Buildings may be subjected to extreme events such as earthquakes, tsunamis, explosions, fires, or terroristic attacks during their service life. The current codes and guidelines provide three methods for the structural robustness assessment of buildings subjected to unidentified accidental actions: (i) the Tie Force, (ii) the Alternate Load Path and (iii) the Key Element methods. In particular, the Alternate Load Path is a direct method based on the evaluation of the ability of the structure and/or sub-assembly to effectively redistribute the applied loads and develop alternate load paths after the loss of a load-bearing element. In the literature, several studies aimed to investigate the progressive collapse performance of monolithic reinforced concrete structures, with almost no attention paid to precast concrete structures. In this work, in the context of the Alternate Load Path methods, an analytical framework is proposed and validated for the assessment of the progressive collapse resistance of precast concrete floors composed of hollow-core units and precast concrete beams, where the role played by tying reinforcement is analysed.
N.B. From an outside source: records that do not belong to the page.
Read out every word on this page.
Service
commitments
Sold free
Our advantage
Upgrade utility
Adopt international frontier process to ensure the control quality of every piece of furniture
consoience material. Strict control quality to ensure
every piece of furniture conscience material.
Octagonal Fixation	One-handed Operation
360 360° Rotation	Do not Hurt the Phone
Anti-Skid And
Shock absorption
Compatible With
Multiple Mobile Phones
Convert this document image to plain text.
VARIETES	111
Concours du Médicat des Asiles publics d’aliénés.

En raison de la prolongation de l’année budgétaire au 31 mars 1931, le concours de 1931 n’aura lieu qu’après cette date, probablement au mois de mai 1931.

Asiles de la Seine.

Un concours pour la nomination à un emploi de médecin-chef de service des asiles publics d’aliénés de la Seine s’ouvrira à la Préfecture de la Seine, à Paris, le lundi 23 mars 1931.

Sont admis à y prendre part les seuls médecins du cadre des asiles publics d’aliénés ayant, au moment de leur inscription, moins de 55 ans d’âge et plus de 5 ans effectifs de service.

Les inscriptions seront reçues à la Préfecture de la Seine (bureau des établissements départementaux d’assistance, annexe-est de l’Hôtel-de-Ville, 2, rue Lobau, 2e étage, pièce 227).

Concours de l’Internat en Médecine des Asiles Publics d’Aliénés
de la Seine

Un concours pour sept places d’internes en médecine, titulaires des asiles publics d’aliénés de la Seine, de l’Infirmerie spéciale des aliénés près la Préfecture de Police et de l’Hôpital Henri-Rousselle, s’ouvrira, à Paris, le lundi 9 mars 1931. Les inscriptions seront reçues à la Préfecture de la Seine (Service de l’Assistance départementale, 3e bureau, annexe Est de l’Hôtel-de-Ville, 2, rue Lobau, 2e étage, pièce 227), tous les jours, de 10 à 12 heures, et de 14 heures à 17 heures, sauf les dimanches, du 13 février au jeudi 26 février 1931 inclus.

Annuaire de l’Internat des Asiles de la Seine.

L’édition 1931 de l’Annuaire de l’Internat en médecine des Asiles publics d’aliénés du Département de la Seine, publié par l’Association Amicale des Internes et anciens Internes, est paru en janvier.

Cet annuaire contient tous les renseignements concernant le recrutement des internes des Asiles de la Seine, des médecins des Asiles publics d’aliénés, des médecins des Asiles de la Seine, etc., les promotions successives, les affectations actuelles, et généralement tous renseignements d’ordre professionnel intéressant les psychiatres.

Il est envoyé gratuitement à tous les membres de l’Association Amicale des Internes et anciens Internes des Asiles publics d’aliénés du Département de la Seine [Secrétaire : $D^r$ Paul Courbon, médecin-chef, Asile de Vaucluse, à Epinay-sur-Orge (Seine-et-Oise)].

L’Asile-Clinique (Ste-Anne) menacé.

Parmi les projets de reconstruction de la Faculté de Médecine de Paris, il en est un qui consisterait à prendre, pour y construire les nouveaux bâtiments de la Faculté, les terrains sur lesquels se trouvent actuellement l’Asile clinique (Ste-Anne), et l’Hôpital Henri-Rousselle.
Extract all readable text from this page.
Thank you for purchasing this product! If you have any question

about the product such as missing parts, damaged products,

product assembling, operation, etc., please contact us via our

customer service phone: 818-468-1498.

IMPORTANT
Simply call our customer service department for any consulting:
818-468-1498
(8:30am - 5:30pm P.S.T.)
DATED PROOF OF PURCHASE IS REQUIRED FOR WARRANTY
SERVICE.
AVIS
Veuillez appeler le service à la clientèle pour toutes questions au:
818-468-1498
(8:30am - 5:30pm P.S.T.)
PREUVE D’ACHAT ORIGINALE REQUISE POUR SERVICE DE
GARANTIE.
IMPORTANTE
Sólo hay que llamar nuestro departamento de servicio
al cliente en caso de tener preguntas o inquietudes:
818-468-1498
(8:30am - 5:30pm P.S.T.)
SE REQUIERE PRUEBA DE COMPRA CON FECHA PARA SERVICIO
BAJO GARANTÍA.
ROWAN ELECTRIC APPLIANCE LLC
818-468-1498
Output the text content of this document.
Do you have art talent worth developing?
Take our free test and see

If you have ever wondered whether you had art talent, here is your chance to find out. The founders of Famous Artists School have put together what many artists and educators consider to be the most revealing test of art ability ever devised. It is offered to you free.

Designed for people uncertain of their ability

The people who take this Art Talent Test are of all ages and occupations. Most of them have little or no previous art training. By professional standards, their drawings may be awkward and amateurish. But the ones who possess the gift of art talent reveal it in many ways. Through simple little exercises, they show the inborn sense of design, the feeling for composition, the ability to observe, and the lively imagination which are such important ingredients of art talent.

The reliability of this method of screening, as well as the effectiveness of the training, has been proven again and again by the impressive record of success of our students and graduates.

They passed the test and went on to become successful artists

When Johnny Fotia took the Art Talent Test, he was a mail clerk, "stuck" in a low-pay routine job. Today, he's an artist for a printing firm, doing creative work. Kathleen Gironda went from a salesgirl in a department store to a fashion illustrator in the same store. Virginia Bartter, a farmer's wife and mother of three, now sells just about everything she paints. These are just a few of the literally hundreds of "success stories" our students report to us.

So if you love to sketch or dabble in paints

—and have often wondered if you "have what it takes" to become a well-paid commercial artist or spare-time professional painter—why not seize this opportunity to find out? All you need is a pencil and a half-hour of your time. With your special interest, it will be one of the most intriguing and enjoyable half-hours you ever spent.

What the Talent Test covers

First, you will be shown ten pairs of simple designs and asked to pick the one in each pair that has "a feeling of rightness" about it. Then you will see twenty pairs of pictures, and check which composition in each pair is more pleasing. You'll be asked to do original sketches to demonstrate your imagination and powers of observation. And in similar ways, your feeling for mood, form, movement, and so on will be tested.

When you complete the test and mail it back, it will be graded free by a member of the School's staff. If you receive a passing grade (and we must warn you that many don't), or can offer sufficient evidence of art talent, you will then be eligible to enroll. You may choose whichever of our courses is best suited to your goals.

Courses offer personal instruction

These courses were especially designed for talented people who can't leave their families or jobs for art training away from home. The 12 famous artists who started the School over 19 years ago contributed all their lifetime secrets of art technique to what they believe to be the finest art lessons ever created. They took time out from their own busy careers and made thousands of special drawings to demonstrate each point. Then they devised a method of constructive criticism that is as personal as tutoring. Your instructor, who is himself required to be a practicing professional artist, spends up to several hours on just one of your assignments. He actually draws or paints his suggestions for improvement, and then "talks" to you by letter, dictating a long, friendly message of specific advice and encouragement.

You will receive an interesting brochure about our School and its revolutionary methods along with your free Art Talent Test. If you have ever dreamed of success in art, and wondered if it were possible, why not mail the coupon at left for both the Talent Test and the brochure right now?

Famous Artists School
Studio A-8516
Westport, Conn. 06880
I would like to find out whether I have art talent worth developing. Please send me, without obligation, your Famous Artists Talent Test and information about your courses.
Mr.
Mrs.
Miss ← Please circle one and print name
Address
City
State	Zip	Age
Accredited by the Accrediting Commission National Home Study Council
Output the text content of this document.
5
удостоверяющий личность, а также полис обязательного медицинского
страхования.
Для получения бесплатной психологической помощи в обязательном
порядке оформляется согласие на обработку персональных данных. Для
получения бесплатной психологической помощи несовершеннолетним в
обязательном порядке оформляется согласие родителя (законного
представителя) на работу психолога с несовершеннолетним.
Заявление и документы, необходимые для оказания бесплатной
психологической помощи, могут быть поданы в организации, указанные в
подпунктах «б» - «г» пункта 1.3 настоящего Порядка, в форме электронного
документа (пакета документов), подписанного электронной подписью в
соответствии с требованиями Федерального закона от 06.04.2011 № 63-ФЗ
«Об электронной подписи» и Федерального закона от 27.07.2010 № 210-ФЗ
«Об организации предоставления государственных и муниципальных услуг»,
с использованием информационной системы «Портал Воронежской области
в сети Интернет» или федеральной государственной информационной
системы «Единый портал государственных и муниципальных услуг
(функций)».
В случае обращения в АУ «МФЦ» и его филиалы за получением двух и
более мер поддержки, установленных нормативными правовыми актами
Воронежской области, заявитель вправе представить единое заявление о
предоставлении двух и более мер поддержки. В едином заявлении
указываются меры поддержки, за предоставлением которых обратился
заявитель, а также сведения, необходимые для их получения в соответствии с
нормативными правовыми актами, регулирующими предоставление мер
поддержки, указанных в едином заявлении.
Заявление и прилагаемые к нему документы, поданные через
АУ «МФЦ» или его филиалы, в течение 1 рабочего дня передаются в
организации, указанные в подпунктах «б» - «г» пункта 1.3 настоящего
Firstly, the study focuses on double-span hollow-core floor units by providing: (i) the static pushdown response, (ii) the dynamic capacity curve as well as the dynamic amplification factor and (iii) a practical robustness indicator, based on geometrical and mechanical features through the calculation of the chord rotation capacity, a fundamental parameter to be adopted for progressive collapse resistance. Finally, the method is extended to an entire hollow-core floor system, where both distributed ties in slab units and concentrated ties in beams are considered in the system resistance. Due to its simplicity, the analytical framework is considered useful for practical purposes, as reported with an example in the Appendix.